Tuesday, April 23, 2024

Invasive species removed from Sidney and Saanich by volunteers over long weekend (PHOTOS)


The Greater Victoria Green Team (GVGT) organized a busy weekend of environmental work on the peninsula on the long weekend. 

Cuthbert Holmes Park in Saanich and Peter Grant Park in Sidney got a makeover from the GVGT and their mighty group of volunteers of all ages. 

(Greater Victoria Green Team)

On Saturday, 35 volunteers, including a group of students from Spectrum Community School banded together to clean up Cuthbert Holmes Park. Their goal and focus was to remove detrimental invasive species from the park and learn about the native species of the area.

The group managed to clear out over 10 cubic metres of English ivy, English holly and Daphne from the park. 

These three species make it difficult for local species of flora to grow and thrive in their natural habitats.

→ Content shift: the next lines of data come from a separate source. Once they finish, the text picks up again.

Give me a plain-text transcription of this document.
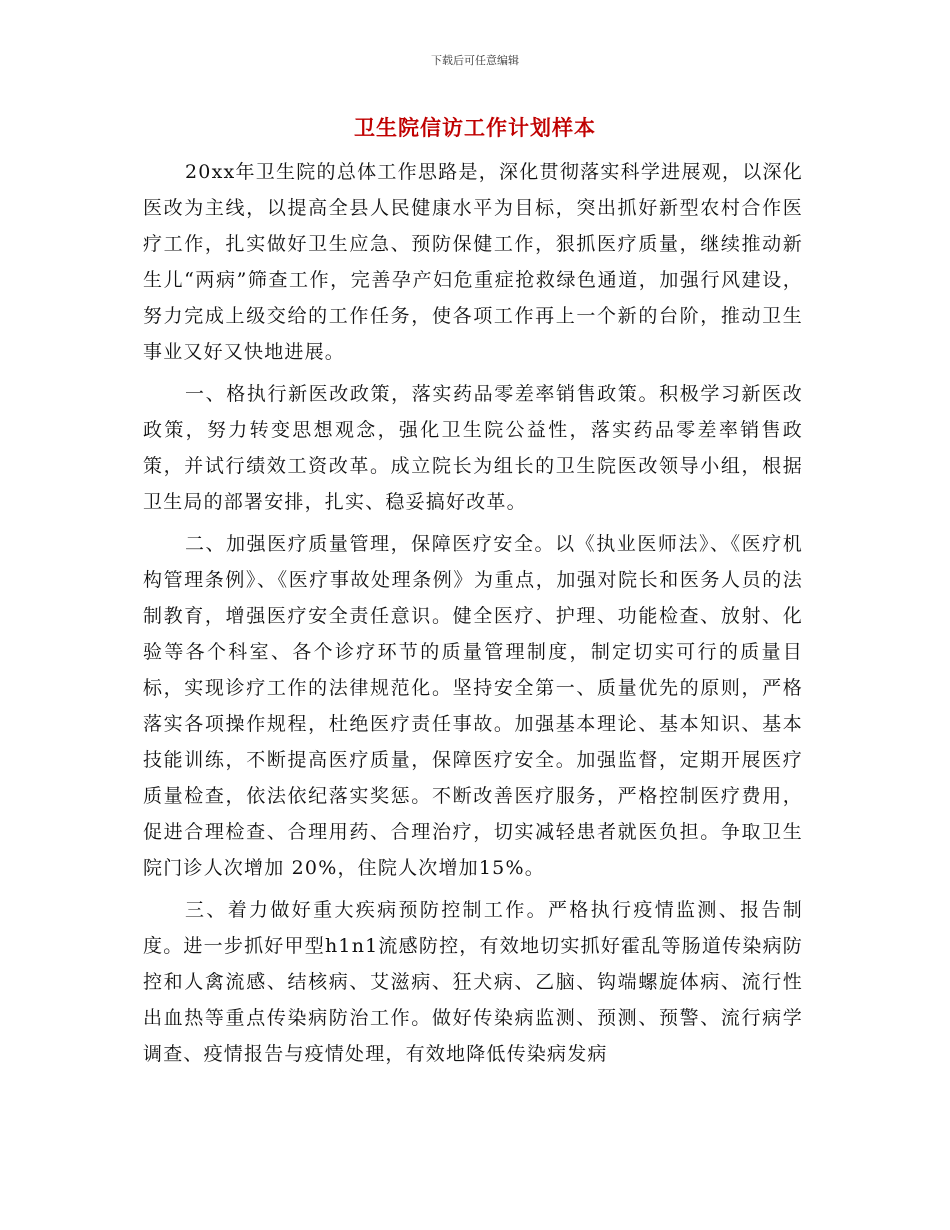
下载后可任意编辑
卫生院信访工作计划样本

20xx年卫生院的总体工作思路是，深化贯彻落实科学进展观，以深化医改为主线，以提高全县人民健康水平为目标，突出抓好新型农村合作医疗工作，扎实做好卫生应急、预防保健工作，狠抓医疗质量，继续推动新生儿“两病”筛查工作，完善孕产妇危重症抢救绿色通道，加强行风建设，努力完成上级交给的工作任务，使各项工作再上一个新的台阶，推动卫生事业又好又快地进展。

一、格执行新医改政策，落实药品零差率销售政策。积极学习新医改政策，努力转变思想观念，强化卫生院公益性，落实药品零差率销售政策，并试行绩效工资改革。成立院长为组长的卫生院医改领导小组，根据卫生局的部署安排，扎实、稳妥搞好改革。

二、加强医疗质量管理，保障医疗安全。以《执业医师法》、《医疗机构管理条例》、《医疗事故处理条例》为重点，加强对院长和医务人员的法制教育，增强医疗安全责任意识。健全医疗、护理、功能检查、放射、化验等各个科室、各个诊疗环节的质量管理制度，制定切实可行的质量目标，实现诊疗工作的法律规范化。坚持安全第一、质量优先的原则，严格落实各项操作规程，杜绝医疗责任事故。加强基本理论、基本知识、基本技能训练，不断提高医疗质量，保障医疗安全。加强监督，定期开展医疗质量检查，依法依纪落实奖惩。不断改善医疗服务，严格控制医疗费用，促进合理检查、合理用药、合理治疗，切实减轻患者就医负担。争取卫生院门诊人次增加 20%，住院人次增加15%。

三、着力做好重大疾病预防控制工作。严格执行疫情监测、报告制度。进一步抓好甲型h1n1流感防控，有效地切实抓好霍乱等肠道传染病防控和人禽流感、结核病、艾滋病、狂犬病、乙脑、钩端螺旋体病、流行性出血热等重点传染病防治工作。做好传染病监测、预测、预警、流行病学调查、疫情报告与疫情处理，有效地降低传染病发病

In some cases, plants can go extinct or become endangered due to invasive species moving into their habitats. 

(English ivy, Daphne, English holly via Invasive Species Council of BC)
(Greater Victoria Green Team)

The students and volunteers who came to help out on Saturday also had the opportunity to go on a tour with the park’s lead steward to see some restoration work going on in the park. 

On Sunday, the GVGT had another invasive removal initiative that 12 community members of all ages and backgrounds came to assist with. 

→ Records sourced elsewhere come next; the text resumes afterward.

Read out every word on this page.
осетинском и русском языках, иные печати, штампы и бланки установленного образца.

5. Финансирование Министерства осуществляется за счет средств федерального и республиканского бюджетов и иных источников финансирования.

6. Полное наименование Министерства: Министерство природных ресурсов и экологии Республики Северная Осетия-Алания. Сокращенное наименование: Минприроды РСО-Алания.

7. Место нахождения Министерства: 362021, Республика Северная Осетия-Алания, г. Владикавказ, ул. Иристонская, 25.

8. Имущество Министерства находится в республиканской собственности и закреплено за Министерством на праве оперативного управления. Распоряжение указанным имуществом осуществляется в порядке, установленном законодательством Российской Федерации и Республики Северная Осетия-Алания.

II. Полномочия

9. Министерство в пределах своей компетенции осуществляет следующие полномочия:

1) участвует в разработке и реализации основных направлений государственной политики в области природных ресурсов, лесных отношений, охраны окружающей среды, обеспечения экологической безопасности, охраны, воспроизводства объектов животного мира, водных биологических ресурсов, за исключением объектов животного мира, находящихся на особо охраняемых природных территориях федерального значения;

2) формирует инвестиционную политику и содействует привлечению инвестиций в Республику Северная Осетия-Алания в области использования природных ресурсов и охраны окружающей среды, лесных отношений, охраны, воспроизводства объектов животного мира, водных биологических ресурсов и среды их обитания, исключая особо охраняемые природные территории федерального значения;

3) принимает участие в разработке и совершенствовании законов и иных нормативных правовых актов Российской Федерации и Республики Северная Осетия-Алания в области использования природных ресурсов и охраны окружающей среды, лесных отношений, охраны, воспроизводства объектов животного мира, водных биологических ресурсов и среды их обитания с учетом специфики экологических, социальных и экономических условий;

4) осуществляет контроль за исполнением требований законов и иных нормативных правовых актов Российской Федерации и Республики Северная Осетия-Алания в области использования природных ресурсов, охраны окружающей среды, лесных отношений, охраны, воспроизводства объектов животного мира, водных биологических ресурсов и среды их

They were able to remove 4 cubic meters to invasive English ivy from around Peter Grant Park in Sidney. 

This event marked the GVGT’s third visit to the park. In September they removed invasives and planted trees for Sidney’s tree appreciation day. 

(Greater Victoria Green Team)
(Greater Victoria Green Team)

The GVGT is an organization that runs on volunteer power and they are always looking for more green-thumbed volunteers who are interested in invasive species removal, tree planting and environmental learning.

Their goal is to connect communities with nature by introducing people to environmental stewardship and empowering them to make a real difference in their local parks.